Human samples were crosscut into small pieces and grinded using scalpels and surgical scissors and digested at 37 °C for 30 min in DMEM medium supplemented with 0.6 mg/ml of collagenase (Gibco) and 10 µg/ml of hyaluronidase (Sigma). The cell pellet was resuspended: i. for CRC, in serum-free stem cell medium (SCM) supplemented with EGF and b-FGF; ii. for adipose tissue, in mesenchymal stem cell medium (ThermoFisher Scientific), in ultra-low attachment cell culture flasks, leading to cell growth as spheroids. When cancer and adipose spheroids reached approximately 80% of confluence, cells were mechanically and enzymatically disaggregated, using Accutase (ThermoFisher Scientific). ASCs were routinely frozen and stored in liquid nitrogen at early passages to maintain their pluripotency (passage 1–12). Differentiated adipose cells were obtained by exposing ASCs, for up to 28 days, to adipogenesis differentiation medium (ThermoFisher Scientific). Differentiation efficiency was evaluated by AdipoRed assay (Lonza). Colorectal cancer sphere-derived adherent cells (SDACs) were obtained by culturing cells in adherent condition, in presence of 10% FBS, as previously described^{41 (link),65 (link)}. Huvec cells prescreened for angiogenesis were purchased by Lonza (C2519AS) and cultured according to the manufacturer’s instructions.

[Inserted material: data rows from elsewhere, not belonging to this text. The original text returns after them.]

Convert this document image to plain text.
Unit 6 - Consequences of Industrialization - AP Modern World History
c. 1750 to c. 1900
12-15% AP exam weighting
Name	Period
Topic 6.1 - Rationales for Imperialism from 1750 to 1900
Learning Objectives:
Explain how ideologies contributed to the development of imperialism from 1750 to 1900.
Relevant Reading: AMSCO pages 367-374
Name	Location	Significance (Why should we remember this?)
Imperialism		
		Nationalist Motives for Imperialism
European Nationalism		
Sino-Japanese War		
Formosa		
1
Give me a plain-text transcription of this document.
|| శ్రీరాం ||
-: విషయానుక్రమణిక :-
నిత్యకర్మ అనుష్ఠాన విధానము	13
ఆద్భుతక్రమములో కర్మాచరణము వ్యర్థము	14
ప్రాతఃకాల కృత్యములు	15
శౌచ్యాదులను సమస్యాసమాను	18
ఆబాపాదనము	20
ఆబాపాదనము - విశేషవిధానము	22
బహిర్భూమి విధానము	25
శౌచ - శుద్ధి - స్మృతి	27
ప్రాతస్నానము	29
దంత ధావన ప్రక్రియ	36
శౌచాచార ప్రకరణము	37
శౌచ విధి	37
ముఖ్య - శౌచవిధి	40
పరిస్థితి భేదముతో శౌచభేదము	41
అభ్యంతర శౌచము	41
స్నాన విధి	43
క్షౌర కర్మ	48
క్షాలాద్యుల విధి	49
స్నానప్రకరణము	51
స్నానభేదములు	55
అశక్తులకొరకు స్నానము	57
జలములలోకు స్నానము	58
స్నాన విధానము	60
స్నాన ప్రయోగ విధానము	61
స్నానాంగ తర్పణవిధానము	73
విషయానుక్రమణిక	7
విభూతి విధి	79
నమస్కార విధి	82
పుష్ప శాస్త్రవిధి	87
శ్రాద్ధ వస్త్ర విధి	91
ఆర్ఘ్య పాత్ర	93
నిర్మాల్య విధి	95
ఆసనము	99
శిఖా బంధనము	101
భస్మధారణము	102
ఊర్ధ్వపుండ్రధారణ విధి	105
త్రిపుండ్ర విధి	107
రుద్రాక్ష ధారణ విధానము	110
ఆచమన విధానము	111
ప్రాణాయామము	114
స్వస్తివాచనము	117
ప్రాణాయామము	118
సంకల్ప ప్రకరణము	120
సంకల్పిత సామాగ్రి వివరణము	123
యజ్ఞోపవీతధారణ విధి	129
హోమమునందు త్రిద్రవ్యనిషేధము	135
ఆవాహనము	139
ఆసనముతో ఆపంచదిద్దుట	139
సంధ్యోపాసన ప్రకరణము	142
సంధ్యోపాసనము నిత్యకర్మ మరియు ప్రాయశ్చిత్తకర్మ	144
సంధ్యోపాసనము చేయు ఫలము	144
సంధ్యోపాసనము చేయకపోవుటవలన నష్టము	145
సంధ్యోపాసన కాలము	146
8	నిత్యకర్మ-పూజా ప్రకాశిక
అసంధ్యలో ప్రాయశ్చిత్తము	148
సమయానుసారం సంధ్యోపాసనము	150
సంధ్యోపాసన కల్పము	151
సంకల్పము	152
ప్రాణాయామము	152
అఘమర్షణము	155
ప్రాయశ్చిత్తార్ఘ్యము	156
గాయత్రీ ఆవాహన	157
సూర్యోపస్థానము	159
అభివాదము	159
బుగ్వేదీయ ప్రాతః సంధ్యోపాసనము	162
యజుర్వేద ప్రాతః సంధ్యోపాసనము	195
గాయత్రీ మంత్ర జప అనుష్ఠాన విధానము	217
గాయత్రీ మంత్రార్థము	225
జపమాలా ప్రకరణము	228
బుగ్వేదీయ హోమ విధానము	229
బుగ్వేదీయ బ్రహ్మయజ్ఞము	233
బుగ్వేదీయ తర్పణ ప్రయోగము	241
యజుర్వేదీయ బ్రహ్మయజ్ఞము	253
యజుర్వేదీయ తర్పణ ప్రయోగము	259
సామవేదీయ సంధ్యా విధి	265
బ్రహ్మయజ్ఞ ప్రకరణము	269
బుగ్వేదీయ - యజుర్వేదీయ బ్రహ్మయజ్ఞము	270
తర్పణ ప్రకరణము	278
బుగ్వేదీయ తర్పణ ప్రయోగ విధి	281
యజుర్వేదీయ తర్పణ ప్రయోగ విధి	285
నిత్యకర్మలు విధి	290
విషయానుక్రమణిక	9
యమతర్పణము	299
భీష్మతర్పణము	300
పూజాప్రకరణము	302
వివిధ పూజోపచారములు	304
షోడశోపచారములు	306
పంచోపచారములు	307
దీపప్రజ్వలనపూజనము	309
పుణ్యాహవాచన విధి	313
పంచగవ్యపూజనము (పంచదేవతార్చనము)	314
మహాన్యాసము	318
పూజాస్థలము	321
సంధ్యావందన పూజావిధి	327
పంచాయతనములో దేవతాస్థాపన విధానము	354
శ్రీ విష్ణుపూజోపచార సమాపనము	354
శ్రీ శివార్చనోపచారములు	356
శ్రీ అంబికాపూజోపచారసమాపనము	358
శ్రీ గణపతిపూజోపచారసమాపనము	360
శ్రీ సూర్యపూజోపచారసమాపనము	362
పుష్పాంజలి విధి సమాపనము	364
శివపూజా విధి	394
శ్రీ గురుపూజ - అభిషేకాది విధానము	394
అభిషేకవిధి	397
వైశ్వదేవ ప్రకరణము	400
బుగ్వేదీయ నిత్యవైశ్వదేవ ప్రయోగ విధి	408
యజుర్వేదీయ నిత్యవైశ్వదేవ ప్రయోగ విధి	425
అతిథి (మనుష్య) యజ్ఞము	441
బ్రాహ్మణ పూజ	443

CR-CSphC and ASC lines were routinely authenticated by short tandem repeat (STR) analysis using a multiplex PCR assay, including a set of 24 loci (GlobalFiler™ STR kit, Applied Biosystem), by comparing them to the parental patient tissues⁶⁶ . Conditioned medium was collected 48 h after cells reached subconfluence in SCM. The viability of CR-CSphC culture, which is routinely estimated by trypan blue and 7-AAD, is 93 ± 7%.
CR-CSphCs were treated with recombinant IL-6 (2 ng/ml; Novus), HGF (10 ng/ml; Peprotech), VEGF (10 ng/ml; Novus) and exposed to neutralizing antibodies against IL-6 (100 ng/ml; R&D), HGF (200 ng/ml; R&D), NGF (0.2 µg/ml; R&D), CD271 (0.5 µg/ml; Merck), and VEGF (10 ng/ml; R&D), tocilizumab (10 µg/ml; Selleckchem) or crizotinib (30 nM; Selleckchem), or to STAT3 inhibitor C188-9 (10 µM; Selleckchem). CM, cytokines, and neutralizing antibodies were added every 48 h to the cell culture.
Cell viability assay was performed using the CellTiter 96® AQueous One Solution Cell Proliferation Assay (MTS) according to the manufacturer’s instructions and analyzed by using the GDV MPT reader (DV 990 BV6). To monitor the acquisition of epithelial versus a mesenchymal phenotype, 5 × 10³ viable CR-CSphCs were embedded in 1:10 SCM/Matrigel solution and seeded as a single drop in a pre-warmed 24 well plate. Following matrigel polymerization, 500 µl of SCM were overlaid to each well and 3D organoid formation was followed up to 21 days.